L’Oeil de Moscou – Remember

Sortie le 23 mars 2016 Réalisation : Atom Egoyan Durée : 1h35

Avec : Christopher Plummer, Martin Landau, Dean Norris, Bruno Ganz, Henry Czerny...

Production : Serendipity Point Films, Distant Horizon, Detalle Films, Egoli Tossell Film

Distribution (France) : ARP Selection

L'union parfaite entre le Glock et la carte vermeille

Lorsque la sortie du travail concorde magiquement avec le début d'une séance de cinéma : c'est un signe. Et lorsque l'on est face à un signe il n'y a qu'une marche à suivre : y aller, que l'on sache de quoi il s'agit ou pas.

Zev (Christopher Plummer) a 85 ans et perd encore plus la tête depuis qu'il a perdu sa femme. Pensant pouvoir vivre ses dernières années dans la confusion de la démence sénile, son ami Max (Martin Landau) vient lui rappeler qu'il a une mission qu'il ne peut oublier : tuer le dernier tortionnaire vivant du bloc d'Auschwitz dont ils sont les uniques survivants. C'est carte vermeille dans la poche et Glock à la main que Zev va parcourir l'Amérique avec sa mémoire qui se fait la malle pour tenter de retrouver Rudy Kurlander, alias Otto Wallisch, alias le nazi à qui il va faire la peau.

L’Oeil de Moscou – Remember

Remember est un film étonnant et sans prétentions qui allie nos deux talons d'Achille cinématographiques : les histoires en rapport avec la Shoah et les celles de petits vieux livrés à aux mêmes (nous avons encore beaucoup de mal à regarder les crimes de l'humanité et la solitude sénile dans les yeux).

Avec sa mise-en-scène simple et ingénieuse, le film réussit à nous livrer une heure trente cinq sous haute tension mêlant humour, émotion et suspens. Grâce à une multitude de détails insérés avec dextérité, Remember aborde finement le thème de l'Holocauste via le souvenir, sans jamais montrer d'images de camps ou autres séquences presque toujours présentes dans les films du genre. Ce processus offre une nouvelle façon de parler de l'innommable et contextualise d'une certaine manière le devoir de mémoire au travers de celle d'un survivant qui a du mal à se souvenir. Sans jamais amoindrir ce drame, le réalisateur n'en fait pas son sujet principal, mais une cause aux conséquences des actes de son papi dans le présent. Donnant ainsi une valeur presque réaliste à l'horreur et aux temps qui a passé depuis.

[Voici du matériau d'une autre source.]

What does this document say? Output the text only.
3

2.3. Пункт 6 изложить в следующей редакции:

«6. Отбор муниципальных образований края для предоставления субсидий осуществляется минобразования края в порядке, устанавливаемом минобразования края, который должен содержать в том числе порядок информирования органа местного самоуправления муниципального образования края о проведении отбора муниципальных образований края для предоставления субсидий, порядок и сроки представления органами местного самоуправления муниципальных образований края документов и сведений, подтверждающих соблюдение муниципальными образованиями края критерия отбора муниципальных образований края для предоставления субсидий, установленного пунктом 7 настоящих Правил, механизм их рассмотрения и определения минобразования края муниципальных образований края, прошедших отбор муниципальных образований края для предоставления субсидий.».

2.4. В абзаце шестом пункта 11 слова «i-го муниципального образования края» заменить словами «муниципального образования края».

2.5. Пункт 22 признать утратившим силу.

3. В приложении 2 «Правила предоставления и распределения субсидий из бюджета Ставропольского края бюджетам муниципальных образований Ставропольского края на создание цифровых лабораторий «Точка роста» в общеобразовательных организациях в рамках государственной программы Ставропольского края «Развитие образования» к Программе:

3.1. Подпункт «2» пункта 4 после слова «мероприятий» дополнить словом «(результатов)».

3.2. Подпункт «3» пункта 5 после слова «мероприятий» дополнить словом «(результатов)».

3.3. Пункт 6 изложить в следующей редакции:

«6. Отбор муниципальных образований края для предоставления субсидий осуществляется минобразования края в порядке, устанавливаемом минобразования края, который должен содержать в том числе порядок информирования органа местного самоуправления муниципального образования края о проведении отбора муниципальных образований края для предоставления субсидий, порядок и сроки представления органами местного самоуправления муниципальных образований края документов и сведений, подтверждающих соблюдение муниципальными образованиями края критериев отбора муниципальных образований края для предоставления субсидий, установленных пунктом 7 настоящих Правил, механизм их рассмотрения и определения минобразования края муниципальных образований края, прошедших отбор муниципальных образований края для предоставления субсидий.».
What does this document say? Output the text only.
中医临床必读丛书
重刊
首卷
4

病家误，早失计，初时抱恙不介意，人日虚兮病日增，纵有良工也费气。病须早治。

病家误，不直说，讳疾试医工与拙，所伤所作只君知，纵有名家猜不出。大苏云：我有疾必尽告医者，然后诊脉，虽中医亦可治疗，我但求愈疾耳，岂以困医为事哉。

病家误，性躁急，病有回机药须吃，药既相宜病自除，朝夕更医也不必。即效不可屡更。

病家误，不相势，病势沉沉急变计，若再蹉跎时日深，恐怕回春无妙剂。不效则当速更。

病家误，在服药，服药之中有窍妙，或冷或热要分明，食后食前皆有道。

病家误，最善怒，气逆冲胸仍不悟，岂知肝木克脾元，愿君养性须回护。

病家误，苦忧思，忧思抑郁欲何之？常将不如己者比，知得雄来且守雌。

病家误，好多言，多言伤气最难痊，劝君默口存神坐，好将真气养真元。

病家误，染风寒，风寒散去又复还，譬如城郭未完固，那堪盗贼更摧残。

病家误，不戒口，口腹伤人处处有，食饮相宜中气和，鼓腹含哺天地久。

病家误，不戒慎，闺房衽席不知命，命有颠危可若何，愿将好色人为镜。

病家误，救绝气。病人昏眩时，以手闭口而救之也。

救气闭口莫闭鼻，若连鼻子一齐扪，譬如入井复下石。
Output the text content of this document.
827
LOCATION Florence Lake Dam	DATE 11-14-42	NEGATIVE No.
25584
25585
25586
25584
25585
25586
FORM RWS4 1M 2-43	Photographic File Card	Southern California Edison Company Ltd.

Car vous l'aurez compris, le sujet principal, et bien c'est la mémoire. Ce thème construit à lui seul absolument tout le film, autant au niveau du scénario que de la mise-en-scène. Craignant à chaque minute que Pépé Killer ne se souvienne plus, le spectateur devient l'esclave du suspens et de l'angoisse. Ce thème pose aussi la question de l'humain au travers du prisme de la mémoire. En montrant à quel point la construction d'une personnalité s'appuie sur le souvenir, le film développe, au grès des rencontres de Zev, les concepts d'évolution, de changement mais aussi de la fragilité de celui qui ne se souvient pas.

L’Oeil de Moscou – Remember

Christopher Plummer interprète à la perfection l'exterminateur de nazis du troisième âge et livre une performance aussi drôle qu'émouvante (certaines scènes pourront heurter la sensibilité cœurs grenadines qui ne supportent pas de voir un papi perdu). Du haut de son fauteuil roulant Martin Landau est impeccable dans le rôle du génie de la logistique criminel et tous les Rudy Kurlander (Bruno Ganz, Heinz Lieven, Dean Norris, Jürgen Prochnow) incarnent parfaitement leur vraie ou fausse identité. Sans oublier Henry Czerny en fiston poule modèle et bien sous tous rapports.

Ainsi on pourrait qualifier Remember de film efficace. Avec un début, un milieu, une fin et un twist final (jetez nous la pierre si vous l'aviez vu venir), le dernier Egoyan vous fera sortir de la séance cinématographiquement bien aise. Ce film est un pur divertissement intelligent qui ne cherche pas à changer la face du monde mais humblement à vous faire passer un bon moment.

L'avis de Bizard Bizard : allez-y au grand galop.